The Scale: friend or foe?


It’s one thing to tell someone to “love themselves,” it’s another to give them tangible ways to work on loving themselves.

Environmental triggers can set our minds spiraling towards negative body talk, a common one being the demonized bathroom scale. A mere $15 at your local Canadian Tire, but for many, can costs them quality of life.

Screen Shot 2018-04-14 at 9.53.47 PM
I got upset after realizing I was significantly heavier than my mom at 12 years old.

You don’t magically wake up one day feeling great about gaining 10 pounds. Putting on weight helped my strength soar, but seeing the scale number climb on a weekly basis was an entirely new emotional experience.

The scale

The scale isn’t the problem. The scale exists to weigh your mass times gravitational acceleration.

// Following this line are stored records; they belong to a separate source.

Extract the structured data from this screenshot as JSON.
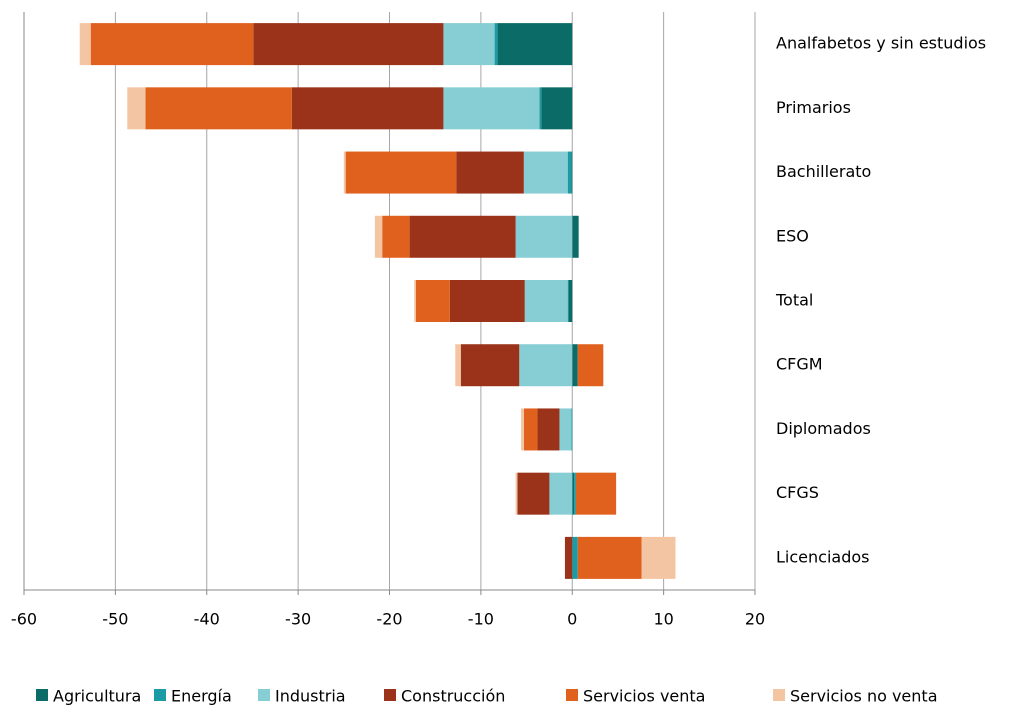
{
  "chart_data": {
    "type": "stacked-barh",
    "categories": [
      "Analfabetos y sin estudios",
      "Primarios",
      "Bachillerato",
      "ESO",
      "Total",
      "CFGM",
      "Diplomados",
      "CFGS",
      "Licenciados"
    ],
    "series": [
      {
        "name": "Agricultura",
        "color": "#0b6b66",
        "values": [
          -8.2,
          -3.4,
          -0.1,
          0.7,
          -0.4,
          0.6,
          0,
          0.2,
          0
        ]
      },
      {
        "name": "Energía",
        "color": "#1b9ba5",
        "values": [
          -0.3,
          -0.2,
          -0.4,
          0,
          -0.1,
          0,
          -0.1,
          0.2,
          0.6
        ]
      },
      {
        "name": "Industria",
        "color": "#86cdd4",
        "values": [
          -5.6,
          -10.5,
          -4.8,
          -6.2,
          -4.7,
          -5.8,
          -1.3,
          -2.5,
          0
        ]
      },
      {
        "name": "Construcción",
        "color": "#9b331b",
        "values": [
          -20.8,
          -16.6,
          -7.4,
          -11.6,
          -8.2,
          -6.4,
          -2.4,
          -3.5,
          -0.8
        ]
      },
      {
        "name": "Servicios venta",
        "color": "#e0611d",
        "values": [
          -17.8,
          -16.0,
          -12.1,
          -3.0,
          -3.7,
          2.8,
          -1.5,
          4.4,
          7.0
        ]
      },
      {
        "name": "Servicios no venta",
        "color": "#f4c5a2",
        "values": [
          -1.2,
          -2.0,
          -0.2,
          -0.8,
          -0.2,
          -0.6,
          -0.3,
          -0.2,
          3.7
        ]
      }
    ],
    "xlim": [
      -60,
      20
    ],
    "xticks": [
      -60,
      -50,
      -40,
      -30,
      -20,
      -10,
      0,
      10,
      20
    ],
    "grid": true,
    "legend": "bottom"
  }
}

C’est tout.

My Post
I weighed myself, moved the scale 90 degrees and weighed in 30 seconds later. So are you really going to be upset about “weighing” in heavier?

The problem is the messages we are fed from the consumer health industry, fragile men, our peers, and most notably: our mothers.

It’s not the scale’s purpose to measure your confidence, beauty and worth, it never asked for that kind of responsibility. I also don’t believe you should avoid it forever. Just because you aren’t obsessively weighing yourself, avoiding the scale out of fear, still gives it power over you. It is time you take that power back.

So I have outlined 3 ritualistic steps I have used to transition from being afraid, attached, upset at the scale to finally simply accepting it.

Approach & Be Prepared.

The first thing you need to do is arrive prepared and reflect on your week. Did I eat out frequently? Did I consume alcohol? Did my workouts change? Do I even know what water tastes like anymore?

I always approach the scale thinking I am probably around xlbs because of “y” rather than, I will be upset with any number above “x.”

I try to lovingly name and pet my food babies instead of trying to suck them in.

Finding out you’re 3 pounds heavier after you predicted a larger jump will help make the experience a generally more positive one.

Prepare a realistic prediction and ALWAYS overestimate the number. Learning how to create a realistic prediction comes with time. I taught myself the skill by ruthlessly weighed myself at all hours of the day, all points in my menstrual cycle, and immediately after large meals. I put myself on a bit of a roller coaster, but I came out of it much more in tune with my body.

Step on & Be Patient.

If the number you see makes you feel unsettled, try to bring yourself to say things like: all in due time or this is a stepping stone to getting stronger or I will be patient and kind with my body as it learns to adapt.

I promise your life isn’t ending. 

It’s time to change your frame of mind as your brain, look at the bigger picture.

Your weight at any point in time, is exactly that. One point. It’s not a trend line or a health assessment. It does not measure passion, progress or effort. How different is 130 pounds from 135 pounds, if you are eating well and exercising regularly.

If your weight was plotted on a graph where the bottom axis runs from birth to death, your weight at this very moment would barely be visible. Rushing change will get you nowhere, take a deep breath, and say a silent thank you to your body for waking up today.

Having goals is important, but adjusting your path to achieve your goals is sometimes necessary. We don’t live in a perfect world, quit expecting your body to be perfect.

Step off & Stay Positive.

Stay positive from the moment you decide to weigh yourself to the 15 min afterwards. Positive affirmations are everything when it comes to developing a healthy relationship with the scale.

Have a conversational pep talk with yourself once you step off. It will actively work to block out the things your mind is trying to say.


Look in the mirror without prodding, poking, jiggling, sucking in or twisting. Find appreciation for the untouched version of you. Say you are strong, kind, intelligent, loved and happy.

Show your body the respect it deserves for its consistent loyalty and resilience. And I don’t care if you don’t truly believe these “positive” statements, say them anyways.

Take home message

If stepping on the scale leaves you feeling sad, down or anxious, you’re not alone. But changing the reaction starts with changing the conversation from the moment you decide to weigh in, to the 15 minutes upon stepping off the scale.

Show up prepared, understand you must be patient, and continuously circulate positive messages inside your head. If may feel forceful and fake, but that’s okay.

And remember, acceptance comes with time and it starts with the realization that you are your most important hype(wo)man, forever and always.

Goal Bodyweight? The one where IDGAF.

2 Comments Add yours

  1. The scale is meaningless. I went in for an annual check up last fall, and the nurse said she had to give me some counseling on diet and exercise because my BMI was too high. 5’10”, 205 lbs. I told her I’d busted my ass for ten years lifting weights to weigh 205 (but I said it more nicely), and I didn’t go back.


  2. Elle says:

    It serves a very clear cut purpose of telling you weight but unfortunately humans tend to then extrapolate that as a way measure health, strength or value as a human.